THE STATE OF SOUTH CAROLINA
In The Court of Appeals

The State,        Respondent,

v.

Leroy Deon Hemingway,        Appellant.


Appeal From Horry County
James E. Brogdon, Jr., Circuit Court Judge


Unpublished Opinion No. 2003-UP-002
Submitted October 22, 2002 – Filed January 6, 2003


AFFIRMED


Assistant Appellate Defender Tara S. Taggart, of Columbia, for appellant.

Attorney General Charles M. Condon, Chief Deputy Attorney General John W. McIntosh, Assistant Deputy Attorney General Charles H. Richardson, Senior Assistant Attorney General Norman Mark Rapoport, all of Columbia; & Solicitor J. Gregory Hembree, of Conway, for respondent.

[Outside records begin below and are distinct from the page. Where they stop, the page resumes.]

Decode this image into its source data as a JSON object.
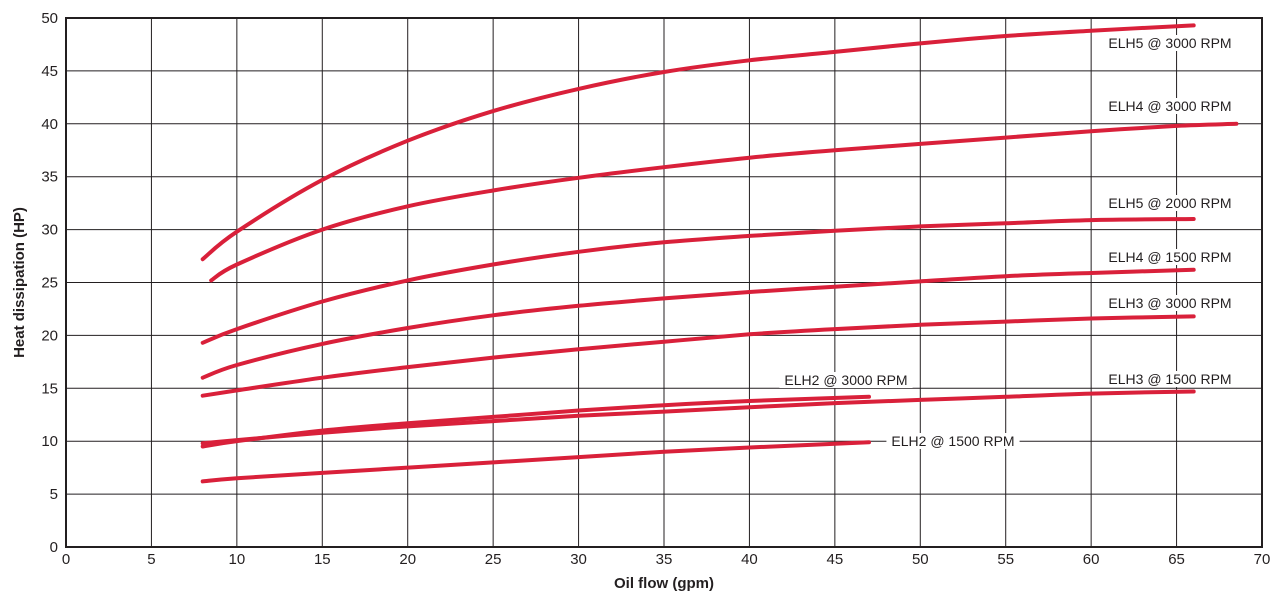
{
  "chart_data": {
    "type": "line",
    "xlabel": "Oil flow (gpm)",
    "ylabel": "Heat dissipation (HP)",
    "xlim": [
      0,
      70
    ],
    "ylim": [
      0,
      50
    ],
    "x_ticks": [
      0,
      5,
      10,
      15,
      20,
      25,
      30,
      35,
      40,
      45,
      50,
      55,
      60,
      65,
      70
    ],
    "y_ticks": [
      0,
      5,
      10,
      15,
      20,
      25,
      30,
      35,
      40,
      45,
      50
    ],
    "grid": true,
    "line_color": "#d9203a",
    "series": [
      {
        "name": "ELH5 @ 3000 RPM",
        "x": [
          8,
          10,
          15,
          20,
          25,
          30,
          35,
          40,
          45,
          50,
          55,
          60,
          66
        ],
        "y": [
          27.2,
          29.8,
          34.7,
          38.4,
          41.2,
          43.3,
          44.9,
          46.0,
          46.8,
          47.6,
          48.3,
          48.8,
          49.3
        ]
      },
      {
        "name": "ELH4 @ 3000 RPM",
        "x": [
          8.5,
          10,
          15,
          20,
          25,
          30,
          35,
          40,
          45,
          50,
          55,
          60,
          65,
          68.5
        ],
        "y": [
          25.2,
          26.7,
          30.0,
          32.2,
          33.7,
          34.9,
          35.9,
          36.8,
          37.5,
          38.1,
          38.7,
          39.3,
          39.8,
          40.0
        ]
      },
      {
        "name": "ELH5 @ 2000 RPM",
        "x": [
          8,
          10,
          15,
          20,
          25,
          30,
          35,
          40,
          45,
          50,
          55,
          60,
          66
        ],
        "y": [
          19.3,
          20.6,
          23.2,
          25.2,
          26.7,
          27.9,
          28.8,
          29.4,
          29.9,
          30.3,
          30.6,
          30.9,
          31.0
        ]
      },
      {
        "name": "ELH4 @ 1500 RPM",
        "x": [
          8,
          10,
          15,
          20,
          25,
          30,
          35,
          40,
          45,
          50,
          55,
          60,
          66
        ],
        "y": [
          16.0,
          17.2,
          19.2,
          20.7,
          21.9,
          22.8,
          23.5,
          24.1,
          24.6,
          25.1,
          25.6,
          25.9,
          26.2
        ]
      },
      {
        "name": "ELH3 @ 3000 RPM",
        "x": [
          8,
          10,
          15,
          20,
          25,
          30,
          35,
          40,
          45,
          50,
          55,
          60,
          66
        ],
        "y": [
          14.3,
          14.8,
          16.0,
          17.0,
          17.9,
          18.7,
          19.4,
          20.1,
          20.6,
          21.0,
          21.3,
          21.6,
          21.8
        ]
      },
      {
        "name": "ELH2 @ 3000 RPM",
        "x": [
          8,
          10,
          15,
          20,
          25,
          30,
          35,
          40,
          47
        ],
        "y": [
          9.5,
          10.0,
          11.0,
          11.7,
          12.3,
          12.9,
          13.4,
          13.8,
          14.2
        ]
      },
      {
        "name": "ELH3 @ 1500 RPM",
        "x": [
          8,
          10,
          15,
          20,
          25,
          30,
          35,
          40,
          45,
          50,
          55,
          60,
          66
        ],
        "y": [
          9.8,
          10.1,
          10.8,
          11.4,
          11.9,
          12.4,
          12.8,
          13.2,
          13.6,
          13.9,
          14.2,
          14.5,
          14.7
        ]
      },
      {
        "name": "ELH2 @ 1500 RPM",
        "x": [
          8,
          10,
          15,
          20,
          25,
          30,
          35,
          40,
          47
        ],
        "y": [
          6.2,
          6.5,
          7.0,
          7.5,
          8.0,
          8.5,
          9.0,
          9.4,
          9.9
        ]
      }
    ]
  }
}
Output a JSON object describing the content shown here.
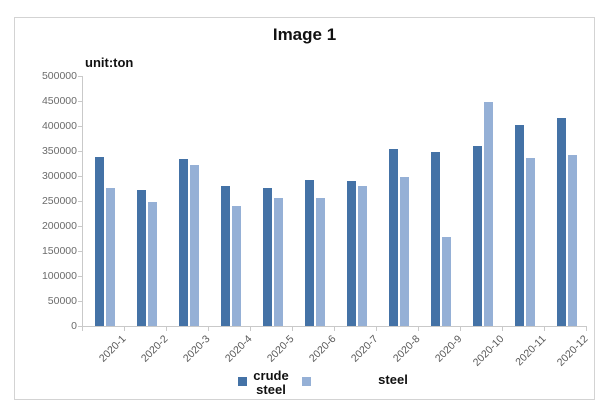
{
  "title": "Image 1",
  "unit_label": "unit:ton",
  "legend": [
    {
      "label": "crude steel",
      "color": "#4472a6"
    },
    {
      "label": "steel",
      "color": "#95b0d6"
    }
  ],
  "chart_data": {
    "type": "bar",
    "title": "Image 1",
    "ylabel": "unit:ton",
    "categories": [
      "2020-1",
      "2020-2",
      "2020-3",
      "2020-4",
      "2020-5",
      "2020-6",
      "2020-7",
      "2020-8",
      "2020-9",
      "2020-10",
      "2020-11",
      "2020-12"
    ],
    "series": [
      {
        "name": "crude steel",
        "color": "#4472a6",
        "values": [
          338000,
          272000,
          334000,
          280000,
          276000,
          292000,
          290000,
          354000,
          348000,
          360000,
          402000,
          415000
        ]
      },
      {
        "name": "steel",
        "color": "#95b0d6",
        "values": [
          276000,
          248000,
          322000,
          240000,
          256000,
          256000,
          280000,
          298000,
          178000,
          448000,
          336000,
          342000
        ]
      }
    ],
    "ylim": [
      0,
      500000
    ],
    "yticks": [
      0,
      50000,
      100000,
      150000,
      200000,
      250000,
      300000,
      350000,
      400000,
      450000,
      500000
    ],
    "grid": false,
    "legend_position": "bottom"
  }
}
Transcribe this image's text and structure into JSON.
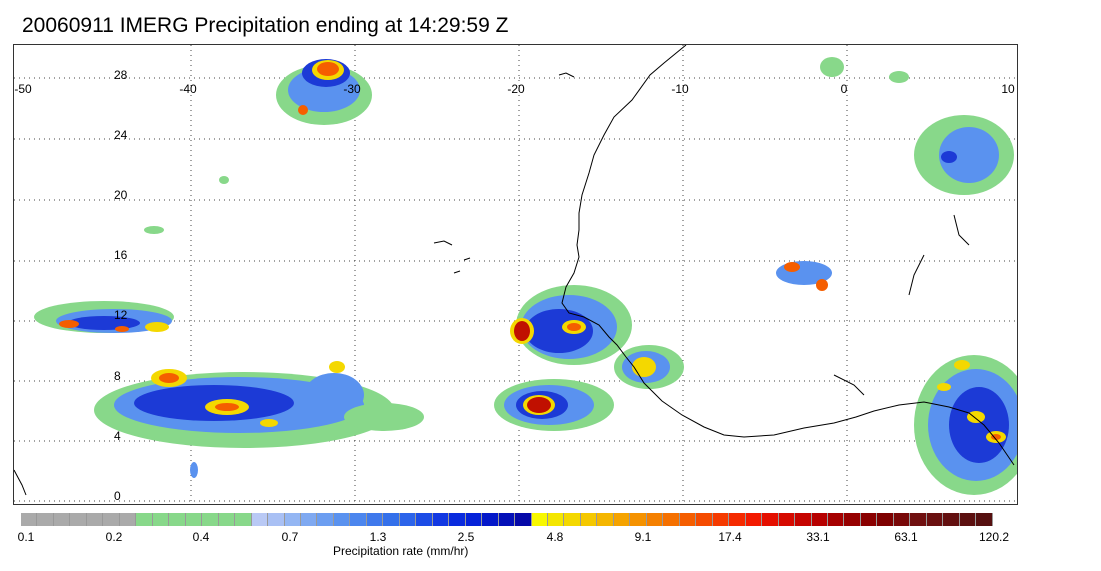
{
  "title": "20060911 IMERG Precipitation ending at 14:29:59 Z",
  "map": {
    "lon_ticks": [
      "-50",
      "-40",
      "-30",
      "-20",
      "-10",
      "0",
      "10"
    ],
    "lat_ticks": [
      "28",
      "24",
      "20",
      "16",
      "12",
      "8",
      "4",
      "0"
    ],
    "coastline_color": "#000000",
    "gridline_style": "dotted"
  },
  "colorbar": {
    "label": "Precipitation rate (mm/hr)",
    "tick_labels": [
      "0.1",
      "0.2",
      "0.4",
      "0.7",
      "1.3",
      "2.5",
      "4.8",
      "9.1",
      "17.4",
      "33.1",
      "63.1",
      "120.2"
    ],
    "colors": [
      "#aaaaaa",
      "#aaaaaa",
      "#aaaaaa",
      "#aaaaaa",
      "#aaaaaa",
      "#aaaaaa",
      "#aaaaaa",
      "#88d88a",
      "#88d88a",
      "#88d88a",
      "#88d88a",
      "#88d88a",
      "#88d88a",
      "#88d88a",
      "#b9c9f5",
      "#a9c0f4",
      "#94b6f3",
      "#7fa9f1",
      "#6c9ef1",
      "#5a92ef",
      "#4c86ee",
      "#3f79ec",
      "#3470ea",
      "#2c64ea",
      "#1c4ce6",
      "#1238e2",
      "#0a2bde",
      "#0522d9",
      "#0418c9",
      "#0410b8",
      "#0508a8",
      "#f8f800",
      "#f4e600",
      "#f4d800",
      "#f5c800",
      "#f5b600",
      "#f5a300",
      "#f59200",
      "#f58000",
      "#f57000",
      "#f55e00",
      "#f54b00",
      "#f53a00",
      "#f52a00",
      "#f31a00",
      "#e40f00",
      "#d60a00",
      "#c60400",
      "#b60000",
      "#a60000",
      "#960000",
      "#8a0000",
      "#7e0000",
      "#780808",
      "#701010",
      "#6a1010",
      "#631010",
      "#5c1010",
      "#561010"
    ]
  },
  "precip_colors": {
    "light": "#88d88a",
    "moderate": "#5a92ef",
    "heavy": "#1c3ad6",
    "very_heavy": "#f4d800",
    "intense": "#f55e00",
    "extreme": "#c01000"
  }
}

PER CURIAM:  Affirmed pursuant to Rule 220(b)(2), SCACR, and the following authorities: As to Issues I and II: State v. Kelsey, 331 S.C. 50, 62, 502 S.E.2d 63, 69 (1998) (“In reviewing the denial of a motion for a directed verdict, the evidence must be viewed in the light most favorable to the State, and if there is any direct evidence or any substantial circumstantial evidence reasonably tending to prove the guilt of the accused, an appellate court must find that the case was properly submitted to the jury.  In ruling on a motion for a directed verdict, the trial court is concerned with the existence of evidence, not its weight.” (internal citations omitted)); State v. Green, 350 S.C. 580, 585, 567 S.E.2d 505, 508 (Ct. App. 2002) (“A motion for directed verdict, therefore, contests the sufficiency of the State’s properly admitted evidence.  On the other hand, the appropriate vehicle for challenging the admissibility of evidence based on an alleged search and seizure violation is a motion to suppress.”); see State v. Ballenger, 322 S.C. 196, 200, 470 S.E.2d 851, 854 (1996) (holding there was sufficient evidence of possession where defendant appeared to be involved in drug transaction, fled from police, drugs were found on ground in location where defendant fell, these drugs were not hidden, and no other people were in the area).

AFFIRMED. [1]

CONNOR, STILWELL, and HOWARD, JJ., concur.


[1] Because oral argument would not aid the Court in resolving any issue on appeal, we decide this case without oral argument pursuant to Rule 215, SCACR.